Frei sein mit Komponistinnen

„Pforte“-Reihe geht nach langem „Konzertfasten“ inspirierend weiter.
FELDKIRCH Es ging beim vierten Abo-Konzert der „Musik in der Pforte“ am Wochenende wieder einmal um das erklärte Lieblingsthema ihres Kurators Klaus Christa – komponierende Frauen der Vergangenheit. Zunächst aber war allseits die Erleichterung groß, dass man nach zwei entfallenen Projekten und einer endlos scheinenden Zeit des „Konzertfastens“ (Christa mit Galgenhumor) überhaupt wieder spielen durfte. Trotzdem hatte Corona neben logistischen Anforderungen im Saal auch die Besetzungsliste bestimmt, weil zwei bewährte Kräfte aus Norwegen, bzw. England keine Ausreisegenehmigung nach Österreich erhielten. So bekam durch die Pandemie auch das zunächst anders gedachte Motto des Abends, „Frei sein – der Tanz auf dem Seil“ eine neue Bedeutung.
Vergessenes Meisterwerk
Im Zentrum stand Musik zweier in dieser Reihe bereits bekannter französischer Komponistinnen, deren Karrieren in einer von Männern dominierten Musikwelt ein Balanceakt zwischen Willenskraft und Diplomatie war. Das Schicksal von Mélanie Bonis (1858-1937) mutet an wie eine griechische Tragödie. Sie wurde zur Heirat mit einem Witwer mit fünf Kindern gezwungen und musste ihr eigenes Kind, dessen Vater ihr Geliebter war, lange verheimlichen. 1905 gelang es ihr, das erste Klavierquartett B-Dur op. 69 zu komponieren. Es ist ein heute vergessenes Meisterwerk, als Dokument seiner Zeit mit einer unglaublichen Fülle an tief empfundener spätromantischer Melodik und Harmonik ausgestattet, die in kunstvoller Verarbeitung ein ausgereiftes Ganzes ergeben. Das ist glühend leidenschaftliche Musik, aufgemischt durch ein freches Scherzo mit Pizzicati, ein in Moll verdüstertes Andante und einen lichtvoll lebendigen Finalsatz. Die Musiker bringen sich mit Haut und Haar ein: die japanisch-amerikanische Geigerin Mayumi Kanagawa, die als glänzende Einspringerin dieses Werk neu einstudieren musste und es exzellent spielt, die in ihrer technischen Brillanz überraschende russische Pianistin Katya Apekisheva sowie als Stammspieler der auch als Musiker geschätzte Klaus Christa an der Bratsche und Mathias Johansen am Cello, der als Kammermusiker im Land längst eine feste Größe ist.

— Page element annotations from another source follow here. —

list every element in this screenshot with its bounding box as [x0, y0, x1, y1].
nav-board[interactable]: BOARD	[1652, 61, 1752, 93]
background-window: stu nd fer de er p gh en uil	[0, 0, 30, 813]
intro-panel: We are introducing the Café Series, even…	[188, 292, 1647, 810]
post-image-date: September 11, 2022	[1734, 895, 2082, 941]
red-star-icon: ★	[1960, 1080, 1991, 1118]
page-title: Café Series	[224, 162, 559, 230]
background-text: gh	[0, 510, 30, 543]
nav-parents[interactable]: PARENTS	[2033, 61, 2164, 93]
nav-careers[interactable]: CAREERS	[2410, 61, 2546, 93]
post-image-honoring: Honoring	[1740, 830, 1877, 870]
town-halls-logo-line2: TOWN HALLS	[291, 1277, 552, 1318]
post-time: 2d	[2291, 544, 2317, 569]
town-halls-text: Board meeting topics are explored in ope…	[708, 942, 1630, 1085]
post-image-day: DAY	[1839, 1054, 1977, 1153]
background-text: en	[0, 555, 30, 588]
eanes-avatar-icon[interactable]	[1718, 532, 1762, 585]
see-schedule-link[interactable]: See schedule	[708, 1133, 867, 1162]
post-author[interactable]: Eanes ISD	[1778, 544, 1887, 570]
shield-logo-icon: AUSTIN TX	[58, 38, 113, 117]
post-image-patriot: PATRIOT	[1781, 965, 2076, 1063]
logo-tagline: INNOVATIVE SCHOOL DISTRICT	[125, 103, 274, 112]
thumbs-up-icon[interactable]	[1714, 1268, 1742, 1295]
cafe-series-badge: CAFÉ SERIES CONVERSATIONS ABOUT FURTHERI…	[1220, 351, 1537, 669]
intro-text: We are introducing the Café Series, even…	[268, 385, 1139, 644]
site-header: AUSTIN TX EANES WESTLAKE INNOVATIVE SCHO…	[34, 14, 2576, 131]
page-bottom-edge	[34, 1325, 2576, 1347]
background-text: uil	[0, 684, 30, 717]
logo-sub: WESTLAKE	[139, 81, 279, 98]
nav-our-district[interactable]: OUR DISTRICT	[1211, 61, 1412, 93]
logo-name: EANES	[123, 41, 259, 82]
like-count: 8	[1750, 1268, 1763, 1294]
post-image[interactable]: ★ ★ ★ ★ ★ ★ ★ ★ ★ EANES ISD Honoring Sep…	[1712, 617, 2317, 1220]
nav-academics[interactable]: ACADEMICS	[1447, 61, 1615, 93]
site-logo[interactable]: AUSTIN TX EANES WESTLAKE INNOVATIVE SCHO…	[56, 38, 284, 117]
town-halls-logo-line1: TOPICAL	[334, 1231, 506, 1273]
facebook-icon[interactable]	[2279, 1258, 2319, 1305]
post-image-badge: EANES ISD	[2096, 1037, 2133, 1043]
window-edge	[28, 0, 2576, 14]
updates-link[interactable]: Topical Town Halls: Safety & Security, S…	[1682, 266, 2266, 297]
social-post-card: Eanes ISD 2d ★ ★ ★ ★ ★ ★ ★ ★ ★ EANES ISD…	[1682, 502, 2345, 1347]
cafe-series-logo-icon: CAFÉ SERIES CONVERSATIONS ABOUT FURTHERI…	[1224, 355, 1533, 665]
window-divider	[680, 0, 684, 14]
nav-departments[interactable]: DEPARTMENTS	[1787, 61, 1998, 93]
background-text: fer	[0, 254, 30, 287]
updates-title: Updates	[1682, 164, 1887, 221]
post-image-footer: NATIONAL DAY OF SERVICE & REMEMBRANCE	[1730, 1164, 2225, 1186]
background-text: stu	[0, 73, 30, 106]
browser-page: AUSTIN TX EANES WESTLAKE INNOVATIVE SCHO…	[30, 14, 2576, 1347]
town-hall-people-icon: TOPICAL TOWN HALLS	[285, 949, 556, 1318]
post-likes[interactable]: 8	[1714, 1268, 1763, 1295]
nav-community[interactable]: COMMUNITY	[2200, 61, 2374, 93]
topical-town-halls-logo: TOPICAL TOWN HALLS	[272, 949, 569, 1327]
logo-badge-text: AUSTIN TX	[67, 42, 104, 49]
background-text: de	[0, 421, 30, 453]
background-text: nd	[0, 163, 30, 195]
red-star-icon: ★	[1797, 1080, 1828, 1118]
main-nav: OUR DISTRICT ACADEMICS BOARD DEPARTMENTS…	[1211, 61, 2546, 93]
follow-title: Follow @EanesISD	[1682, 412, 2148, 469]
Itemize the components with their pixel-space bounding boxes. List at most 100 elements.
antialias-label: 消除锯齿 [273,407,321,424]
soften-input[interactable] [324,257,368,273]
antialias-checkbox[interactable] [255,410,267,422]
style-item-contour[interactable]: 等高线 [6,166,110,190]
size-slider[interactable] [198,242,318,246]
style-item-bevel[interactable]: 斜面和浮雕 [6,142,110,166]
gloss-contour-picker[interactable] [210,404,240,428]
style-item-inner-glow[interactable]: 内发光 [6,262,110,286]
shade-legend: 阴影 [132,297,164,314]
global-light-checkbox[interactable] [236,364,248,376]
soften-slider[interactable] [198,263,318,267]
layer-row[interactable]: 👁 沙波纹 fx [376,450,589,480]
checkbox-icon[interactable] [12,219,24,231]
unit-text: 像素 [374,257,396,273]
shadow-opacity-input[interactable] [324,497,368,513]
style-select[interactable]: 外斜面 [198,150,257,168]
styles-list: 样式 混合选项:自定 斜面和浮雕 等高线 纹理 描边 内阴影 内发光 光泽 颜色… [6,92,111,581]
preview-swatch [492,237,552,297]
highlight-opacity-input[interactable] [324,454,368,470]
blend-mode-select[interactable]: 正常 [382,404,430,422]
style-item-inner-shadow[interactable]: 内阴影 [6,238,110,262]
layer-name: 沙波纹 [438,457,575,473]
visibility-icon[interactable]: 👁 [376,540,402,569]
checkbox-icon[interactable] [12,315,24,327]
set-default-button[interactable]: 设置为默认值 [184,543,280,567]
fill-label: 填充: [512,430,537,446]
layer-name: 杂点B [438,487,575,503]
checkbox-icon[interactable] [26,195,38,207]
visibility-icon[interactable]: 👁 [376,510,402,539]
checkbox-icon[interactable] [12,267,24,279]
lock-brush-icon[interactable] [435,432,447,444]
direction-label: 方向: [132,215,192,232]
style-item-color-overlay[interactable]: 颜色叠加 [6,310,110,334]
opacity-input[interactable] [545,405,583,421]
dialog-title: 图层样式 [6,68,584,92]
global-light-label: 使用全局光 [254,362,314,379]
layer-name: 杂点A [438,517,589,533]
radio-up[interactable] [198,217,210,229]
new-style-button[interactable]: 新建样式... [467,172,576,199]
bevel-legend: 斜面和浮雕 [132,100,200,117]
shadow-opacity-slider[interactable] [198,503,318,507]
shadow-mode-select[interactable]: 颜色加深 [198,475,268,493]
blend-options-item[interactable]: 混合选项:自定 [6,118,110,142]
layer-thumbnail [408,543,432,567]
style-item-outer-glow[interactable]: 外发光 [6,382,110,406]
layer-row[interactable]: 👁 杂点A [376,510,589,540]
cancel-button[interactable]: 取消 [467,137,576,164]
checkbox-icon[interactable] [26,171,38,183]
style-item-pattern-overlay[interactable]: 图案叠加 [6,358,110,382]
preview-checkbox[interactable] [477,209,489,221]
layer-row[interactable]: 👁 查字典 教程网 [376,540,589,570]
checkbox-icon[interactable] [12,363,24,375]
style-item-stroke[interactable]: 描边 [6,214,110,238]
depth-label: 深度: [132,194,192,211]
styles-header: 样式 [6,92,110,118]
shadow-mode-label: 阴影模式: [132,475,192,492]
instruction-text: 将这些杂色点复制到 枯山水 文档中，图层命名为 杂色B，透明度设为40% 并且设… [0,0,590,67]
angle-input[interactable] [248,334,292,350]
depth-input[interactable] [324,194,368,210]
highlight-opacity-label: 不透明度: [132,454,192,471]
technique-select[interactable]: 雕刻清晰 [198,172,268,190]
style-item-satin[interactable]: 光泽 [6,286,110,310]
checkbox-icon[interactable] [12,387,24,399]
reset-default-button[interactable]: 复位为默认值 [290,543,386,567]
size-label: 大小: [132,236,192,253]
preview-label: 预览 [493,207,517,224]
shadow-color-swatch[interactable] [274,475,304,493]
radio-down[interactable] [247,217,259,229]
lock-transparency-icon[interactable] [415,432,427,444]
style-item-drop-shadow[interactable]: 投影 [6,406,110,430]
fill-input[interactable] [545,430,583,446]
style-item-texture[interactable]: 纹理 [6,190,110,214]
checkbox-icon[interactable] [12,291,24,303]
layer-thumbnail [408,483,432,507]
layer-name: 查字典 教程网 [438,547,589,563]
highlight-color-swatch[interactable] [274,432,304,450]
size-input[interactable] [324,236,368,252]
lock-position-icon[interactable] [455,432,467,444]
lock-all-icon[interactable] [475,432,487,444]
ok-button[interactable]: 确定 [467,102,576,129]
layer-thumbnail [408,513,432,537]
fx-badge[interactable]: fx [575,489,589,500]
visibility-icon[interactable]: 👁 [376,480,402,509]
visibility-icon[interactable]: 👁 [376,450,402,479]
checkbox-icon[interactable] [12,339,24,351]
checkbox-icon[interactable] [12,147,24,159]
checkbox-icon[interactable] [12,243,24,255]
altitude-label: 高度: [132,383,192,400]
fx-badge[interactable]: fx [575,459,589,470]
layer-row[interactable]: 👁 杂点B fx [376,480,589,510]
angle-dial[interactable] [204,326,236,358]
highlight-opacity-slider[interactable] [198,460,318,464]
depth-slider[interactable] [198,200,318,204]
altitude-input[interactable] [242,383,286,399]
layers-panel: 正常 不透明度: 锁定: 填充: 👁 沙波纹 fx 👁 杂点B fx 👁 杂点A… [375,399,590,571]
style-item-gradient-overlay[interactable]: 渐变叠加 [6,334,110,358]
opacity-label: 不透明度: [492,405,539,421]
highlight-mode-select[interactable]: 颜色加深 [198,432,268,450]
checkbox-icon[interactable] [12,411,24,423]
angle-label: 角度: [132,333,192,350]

Das Schicksal der zweiten vorgestellten Komponistin, Louise Farrenc (1804-1875), ist nicht so dramatisch. Sie hatte einen Mann, der ihre Musik über einen Verleger international bekannt machte, auch wenn sie heute längst wieder vergessen ist, und den Zeitgenossen Robert Schumann, der ihr Werk sehr positiv beurteilte. Das Programm ermöglicht den direkten Vergleich zwischen Schumanns Klavierquartett Es-Dur und dem großen Klavierquintett a-Moll, op. 30 von Farrenc, beide auf höchstem Level musiziert. Natürlich ist Schumanns Werk routinierter, eleganter, aber auch Farrenc bringt in ihrer direkten, einfacheren Tonsprache der vier Sätze Gedanken und Motive ins Spiel und erzielt schon durch die erweiterte Besetzung mit Kontrabass (Dominik Wagner) oft fast orchestrale Wirkungen. Dabei erinnert ihr Werk stellenweise fast an ein Klavierkonzert. Interessant das mehrfach angewandte, entwaffnend naive Prinzip, eine schöne Melodie nacheinander von den drei höheren Streichern vorstellen zu lassen, wo einer den anderen wie bei einem Wettbewerb zu übertrumpfen versucht, bevor es an die Vollendung geht. Endlich wieder ein „Pforte“-Abend von großer kammermusikalischer Intensität und Intimität, wie ihn das Publikum liebt und allzu lange vermissen musste.
Nächste Projekte: 1. Oktober, 19 Uhr, 2. Oktober, 20 Uhr, Pförtnerhaus Feldkirch; 3. Oktober, 17 Uhr, Bergmann-Saal Hittisau, Bachs Brandenburgische Konzerte Nr. 3, 4, 6.